The value of a good vocational education program goes beyond simply giving people job skills. Vocational education appeals to young people, and provides a significant source of employment among young adults. It enables rapid retraining of adults who have previously been in the workforce, or who are re-entering the workforce after an absence. It also opens significant job opportunities for both minority and female workers.
Simply put, vocational education enfranchises the people who traditionally occupy the lowest tiers of the US economy. It not only gives them rapid entry, but enables both full participation and upward mobility.
The need for vocational education also constantly changes. Using data from the Bureau of Labor Statistics from both 2008 and 2019, there is no overlap in the top 10 fastest-growing occupations in those years. The need for new skills in the US economy changes quickly. There is a constant need to develop new vocational and occupational education programs to meet emerging labor demands.
The history of vocational education
Vocational education in the United States quietly celebrated its 100th anniversary in 2017. One hundred years earlier, Congress passed the Smith-Hughes Act. Among the Act’s stated purposes were to improve wages, reduce unemployment and bolster national security. That sounds great – even aspirational, but vocational education has a somewhat darker history.
The unstated purpose of the Smith-Hughes Act was to reduce the country’s reliance on foreign trade school graduates.

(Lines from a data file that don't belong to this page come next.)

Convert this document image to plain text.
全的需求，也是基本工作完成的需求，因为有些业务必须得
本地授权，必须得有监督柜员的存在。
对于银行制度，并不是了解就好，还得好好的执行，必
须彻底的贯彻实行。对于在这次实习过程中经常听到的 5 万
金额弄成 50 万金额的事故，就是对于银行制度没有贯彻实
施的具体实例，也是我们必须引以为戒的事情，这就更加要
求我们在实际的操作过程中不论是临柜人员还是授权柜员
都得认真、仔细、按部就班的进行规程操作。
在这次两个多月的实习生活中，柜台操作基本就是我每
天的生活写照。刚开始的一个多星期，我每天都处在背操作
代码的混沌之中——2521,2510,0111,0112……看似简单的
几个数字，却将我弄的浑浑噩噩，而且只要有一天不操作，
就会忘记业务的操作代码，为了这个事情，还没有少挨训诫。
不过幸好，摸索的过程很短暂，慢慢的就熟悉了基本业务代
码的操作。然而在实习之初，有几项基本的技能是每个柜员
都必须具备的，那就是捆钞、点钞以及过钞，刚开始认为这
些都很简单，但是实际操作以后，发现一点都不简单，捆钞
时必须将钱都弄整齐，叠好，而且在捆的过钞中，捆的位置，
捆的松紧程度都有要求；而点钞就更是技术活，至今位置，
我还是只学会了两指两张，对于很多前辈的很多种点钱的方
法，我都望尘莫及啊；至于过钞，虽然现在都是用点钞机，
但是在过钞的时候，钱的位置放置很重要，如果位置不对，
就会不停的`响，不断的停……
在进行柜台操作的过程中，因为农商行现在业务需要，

In 1917 Congress also passed the Immigration Act, which barred immigration by illiterate people over the age of 16. Most of the Immigration Act aimed to block migration from Asia, but the law also applied to Europe. In fact, the Immigration Act of 1917 was the first time the United States restricted European migration.
Congress wanted to block German immigration, but Germany produced highly skilled workers, which the US desperately needed. The Immigration Act took advantage of the fact that most German immigrants didn’t speak English. The only way to close the “German pipeline” was to create vocational education programs in the US.
The need for skill-based education is evergreen
You don’t need to look very hard to find parallels in the political and economic climates of 1917 and 2019. A nativist, anti-immigrant sentiment gave rise to formal vocational education in the US, and it still seethes today. But 100 years of investment in vocational education have produced undeniable benefits. That’s what makes the WCC administration’s shift from education to real estate development both inexplicable and unacceptable.
Now is not the time to shift WCC’s focus from vocational and occupational education programs to anything else, much less to real estate development. There are significant emerging vocational education opportunities in alternative energy (solar and wind), the health and medical fields, occupational and physical therapy, environmental sciences, the trades (carpentry, HVAC, plumbing, metalworking, electricity) and information security. The taxpayers have the right to know WCC’s rationale for pursuing sketchy real estate development plans over high quality educational programs that meet the employment needs of emerging industries desperate for trained workers.
Real estate development is a “last resort” strategy for an institution facing the question of survival. It describes an administration that is either fully disengaged or completely devoid of ideas. Objectively, WCC is nowhere near this point in terms of enrollment, voter financing or program development opportunities. Further, speculative real estate development is highly risky. It will subject WCC to recessionary realities it is currently shielded from.
The voters should not blindly accept the administration’s assurances that building a hotel is a viable or necessary survival strategy. Or even that WCC’s survival is in question. Instead, voters should demand that WCC uphold the expectations of the mission they have given it.